Biological membranes typically include several types of molecules other than phospholipids. A particularly important example in animal cells is cholesterol, which helps strengthen the bilayer and decrease its permeability. Cholesterol also helps regulate the activity of certain integral membrane proteins. Integral membrane proteins function when incorporated into a lipid bilayer, and they are held tightly to lipid bilayer with the help of an annular lipid shell.

 

Structure and Functions of Lipid Bilayer

Phospholipids are the primary molecules found in the plasma membrane. A phospholipid is unique in that it has a hydrophilic region called the head, and a hydrophobic region known as the tail. The hydrophilic region can interact with water due to the presence of a phosphate group which is polar, like water. If something is hydrophilic, that means it likes water. Conversely, the hydrophobic region of the molecule does not interact with water because it is not polar. If something is hydrophobic, that means it does not like water. A molecule that has both partial hydrophilicity and partial hydrophobicity is classified as amphipathic.

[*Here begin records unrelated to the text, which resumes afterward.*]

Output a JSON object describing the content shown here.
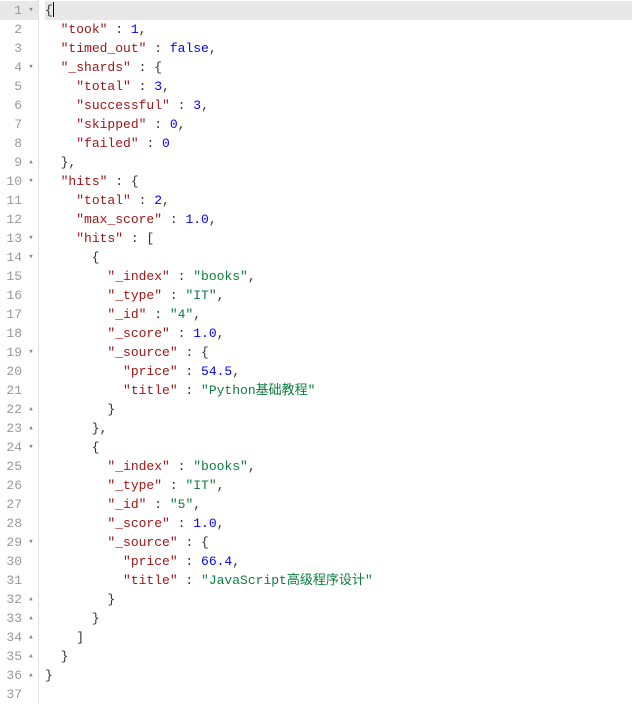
{
  "lines": [
    {
      "no": 1,
      "fold": "▾",
      "active": true,
      "segs": [
        {
          "t": "{",
          "c": "p"
        }
      ],
      "cursor_after": 0
    },
    {
      "no": 2,
      "fold": "",
      "segs": [
        {
          "t": "  ",
          "c": "p"
        },
        {
          "t": "\"took\"",
          "c": "k"
        },
        {
          "t": " : ",
          "c": "p"
        },
        {
          "t": "1",
          "c": "n"
        },
        {
          "t": ",",
          "c": "p"
        }
      ]
    },
    {
      "no": 3,
      "fold": "",
      "segs": [
        {
          "t": "  ",
          "c": "p"
        },
        {
          "t": "\"timed_out\"",
          "c": "k"
        },
        {
          "t": " : ",
          "c": "p"
        },
        {
          "t": "false",
          "c": "b"
        },
        {
          "t": ",",
          "c": "p"
        }
      ]
    },
    {
      "no": 4,
      "fold": "▾",
      "segs": [
        {
          "t": "  ",
          "c": "p"
        },
        {
          "t": "\"_shards\"",
          "c": "k"
        },
        {
          "t": " : {",
          "c": "p"
        }
      ]
    },
    {
      "no": 5,
      "fold": "",
      "segs": [
        {
          "t": "    ",
          "c": "p"
        },
        {
          "t": "\"total\"",
          "c": "k"
        },
        {
          "t": " : ",
          "c": "p"
        },
        {
          "t": "3",
          "c": "n"
        },
        {
          "t": ",",
          "c": "p"
        }
      ]
    },
    {
      "no": 6,
      "fold": "",
      "segs": [
        {
          "t": "    ",
          "c": "p"
        },
        {
          "t": "\"successful\"",
          "c": "k"
        },
        {
          "t": " : ",
          "c": "p"
        },
        {
          "t": "3",
          "c": "n"
        },
        {
          "t": ",",
          "c": "p"
        }
      ]
    },
    {
      "no": 7,
      "fold": "",
      "segs": [
        {
          "t": "    ",
          "c": "p"
        },
        {
          "t": "\"skipped\"",
          "c": "k"
        },
        {
          "t": " : ",
          "c": "p"
        },
        {
          "t": "0",
          "c": "n"
        },
        {
          "t": ",",
          "c": "p"
        }
      ]
    },
    {
      "no": 8,
      "fold": "",
      "segs": [
        {
          "t": "    ",
          "c": "p"
        },
        {
          "t": "\"failed\"",
          "c": "k"
        },
        {
          "t": " : ",
          "c": "p"
        },
        {
          "t": "0",
          "c": "n"
        }
      ]
    },
    {
      "no": 9,
      "fold": "▴",
      "segs": [
        {
          "t": "  },",
          "c": "p"
        }
      ]
    },
    {
      "no": 10,
      "fold": "▾",
      "segs": [
        {
          "t": "  ",
          "c": "p"
        },
        {
          "t": "\"hits\"",
          "c": "k"
        },
        {
          "t": " : {",
          "c": "p"
        }
      ]
    },
    {
      "no": 11,
      "fold": "",
      "segs": [
        {
          "t": "    ",
          "c": "p"
        },
        {
          "t": "\"total\"",
          "c": "k"
        },
        {
          "t": " : ",
          "c": "p"
        },
        {
          "t": "2",
          "c": "n"
        },
        {
          "t": ",",
          "c": "p"
        }
      ]
    },
    {
      "no": 12,
      "fold": "",
      "segs": [
        {
          "t": "    ",
          "c": "p"
        },
        {
          "t": "\"max_score\"",
          "c": "k"
        },
        {
          "t": " : ",
          "c": "p"
        },
        {
          "t": "1.0",
          "c": "n"
        },
        {
          "t": ",",
          "c": "p"
        }
      ]
    },
    {
      "no": 13,
      "fold": "▾",
      "segs": [
        {
          "t": "    ",
          "c": "p"
        },
        {
          "t": "\"hits\"",
          "c": "k"
        },
        {
          "t": " : [",
          "c": "p"
        }
      ]
    },
    {
      "no": 14,
      "fold": "▾",
      "segs": [
        {
          "t": "      {",
          "c": "p"
        }
      ]
    },
    {
      "no": 15,
      "fold": "",
      "segs": [
        {
          "t": "        ",
          "c": "p"
        },
        {
          "t": "\"_index\"",
          "c": "k"
        },
        {
          "t": " : ",
          "c": "p"
        },
        {
          "t": "\"books\"",
          "c": "s"
        },
        {
          "t": ",",
          "c": "p"
        }
      ]
    },
    {
      "no": 16,
      "fold": "",
      "segs": [
        {
          "t": "        ",
          "c": "p"
        },
        {
          "t": "\"_type\"",
          "c": "k"
        },
        {
          "t": " : ",
          "c": "p"
        },
        {
          "t": "\"IT\"",
          "c": "s"
        },
        {
          "t": ",",
          "c": "p"
        }
      ]
    },
    {
      "no": 17,
      "fold": "",
      "segs": [
        {
          "t": "        ",
          "c": "p"
        },
        {
          "t": "\"_id\"",
          "c": "k"
        },
        {
          "t": " : ",
          "c": "p"
        },
        {
          "t": "\"4\"",
          "c": "s"
        },
        {
          "t": ",",
          "c": "p"
        }
      ]
    },
    {
      "no": 18,
      "fold": "",
      "segs": [
        {
          "t": "        ",
          "c": "p"
        },
        {
          "t": "\"_score\"",
          "c": "k"
        },
        {
          "t": " : ",
          "c": "p"
        },
        {
          "t": "1.0",
          "c": "n"
        },
        {
          "t": ",",
          "c": "p"
        }
      ]
    },
    {
      "no": 19,
      "fold": "▾",
      "segs": [
        {
          "t": "        ",
          "c": "p"
        },
        {
          "t": "\"_source\"",
          "c": "k"
        },
        {
          "t": " : {",
          "c": "p"
        }
      ]
    },
    {
      "no": 20,
      "fold": "",
      "segs": [
        {
          "t": "          ",
          "c": "p"
        },
        {
          "t": "\"price\"",
          "c": "k"
        },
        {
          "t": " : ",
          "c": "p"
        },
        {
          "t": "54.5",
          "c": "n"
        },
        {
          "t": ",",
          "c": "p"
        }
      ]
    },
    {
      "no": 21,
      "fold": "",
      "segs": [
        {
          "t": "          ",
          "c": "p"
        },
        {
          "t": "\"title\"",
          "c": "k"
        },
        {
          "t": " : ",
          "c": "p"
        },
        {
          "t": "\"Python基础教程\"",
          "c": "s"
        }
      ]
    },
    {
      "no": 22,
      "fold": "▴",
      "segs": [
        {
          "t": "        }",
          "c": "p"
        }
      ]
    },
    {
      "no": 23,
      "fold": "▴",
      "segs": [
        {
          "t": "      },",
          "c": "p"
        }
      ]
    },
    {
      "no": 24,
      "fold": "▾",
      "segs": [
        {
          "t": "      {",
          "c": "p"
        }
      ]
    },
    {
      "no": 25,
      "fold": "",
      "segs": [
        {
          "t": "        ",
          "c": "p"
        },
        {
          "t": "\"_index\"",
          "c": "k"
        },
        {
          "t": " : ",
          "c": "p"
        },
        {
          "t": "\"books\"",
          "c": "s"
        },
        {
          "t": ",",
          "c": "p"
        }
      ]
    },
    {
      "no": 26,
      "fold": "",
      "segs": [
        {
          "t": "        ",
          "c": "p"
        },
        {
          "t": "\"_type\"",
          "c": "k"
        },
        {
          "t": " : ",
          "c": "p"
        },
        {
          "t": "\"IT\"",
          "c": "s"
        },
        {
          "t": ",",
          "c": "p"
        }
      ]
    },
    {
      "no": 27,
      "fold": "",
      "segs": [
        {
          "t": "        ",
          "c": "p"
        },
        {
          "t": "\"_id\"",
          "c": "k"
        },
        {
          "t": " : ",
          "c": "p"
        },
        {
          "t": "\"5\"",
          "c": "s"
        },
        {
          "t": ",",
          "c": "p"
        }
      ]
    },
    {
      "no": 28,
      "fold": "",
      "segs": [
        {
          "t": "        ",
          "c": "p"
        },
        {
          "t": "\"_score\"",
          "c": "k"
        },
        {
          "t": " : ",
          "c": "p"
        },
        {
          "t": "1.0",
          "c": "n"
        },
        {
          "t": ",",
          "c": "p"
        }
      ]
    },
    {
      "no": 29,
      "fold": "▾",
      "segs": [
        {
          "t": "        ",
          "c": "p"
        },
        {
          "t": "\"_source\"",
          "c": "k"
        },
        {
          "t": " : {",
          "c": "p"
        }
      ]
    },
    {
      "no": 30,
      "fold": "",
      "segs": [
        {
          "t": "          ",
          "c": "p"
        },
        {
          "t": "\"price\"",
          "c": "k"
        },
        {
          "t": " : ",
          "c": "p"
        },
        {
          "t": "66.4",
          "c": "n"
        },
        {
          "t": ",",
          "c": "p"
        }
      ]
    },
    {
      "no": 31,
      "fold": "",
      "segs": [
        {
          "t": "          ",
          "c": "p"
        },
        {
          "t": "\"title\"",
          "c": "k"
        },
        {
          "t": " : ",
          "c": "p"
        },
        {
          "t": "\"JavaScript高级程序设计\"",
          "c": "s"
        }
      ]
    },
    {
      "no": 32,
      "fold": "▴",
      "segs": [
        {
          "t": "        }",
          "c": "p"
        }
      ]
    },
    {
      "no": 33,
      "fold": "▴",
      "segs": [
        {
          "t": "      }",
          "c": "p"
        }
      ]
    },
    {
      "no": 34,
      "fold": "▴",
      "segs": [
        {
          "t": "    ]",
          "c": "p"
        }
      ]
    },
    {
      "no": 35,
      "fold": "▴",
      "segs": [
        {
          "t": "  }",
          "c": "p"
        }
      ]
    },
    {
      "no": 36,
      "fold": "▴",
      "segs": [
        {
          "t": "}",
          "c": "p"
        }
      ]
    },
    {
      "no": 37,
      "fold": "",
      "segs": [
        {
          "t": "",
          "c": "p"
        }
      ]
    }
  ]
}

The lipid bilayer is very thin compared to its lateral dimensions. If a typical mammalian cell (diameter ~10 micrometers) were magnified to the size of a watermelon (~1 ft/30 cm), the lipid bilayer making up the plasma membrane would be about as thick as a piece of office paper. Despite being only a few nanometers thick, the bilayer is composed of several distinct chemical regions across its cross-section.

The first region on either side of the bilayer is the hydrophilic headgroup. This portion of the membrane is completely hydrated and is typically around 0.8-0.9 nm thick. In phospholipid bilayers the phosphate group is located within this hydrated region, approximately 0.5 nm outside the hydrophobic core.

The bilayer creates a ‘sandwich’ style arrangement, where the hydrophilic heads of each layer face the watery environment inside and outside of the cell. This means that the hydrophobic tails are confined to the middle, creating a hydrophobic region between the two layers of heads. This allows for the plasma membrane to be stable in this dual watery environment.

In many naturally occurring bilayers, the compositions of the inner and outer membrane leaflets are different. In human red blood cells, the inner (cytoplasmic) leaflet is composed mostly of phosphatidylethanolamine, phosphatidylserine and phosphatidylinositol and its phosphorylated derivatives. By contrast, the outer (extracellular) leaflet is based on phosphatidylcholine, sphingomyelin and a variety of glycolipids.

The phospholipid bilayer serves as the main barrier between the cell’s internal components and its extracellular environment, which consists mainly of the cytoplasm. By doing this, it controls and maintains a balance of molecules that are present in the cell, such as proteins and ions. Several proteins exist in the bilayer that help to control what enters and exits the cell. These are often referred to as transmembrane or transporter proteins. The cell alters the gene expression of these proteins to create more or less in response to its need to transport items across the membrane.

Molecules housed on the surface of the bilayer have several other functions in addition to transport. For example, they may serve as communicating molecules, signaling messages between the internal part of the cell and external molecules such as proteins.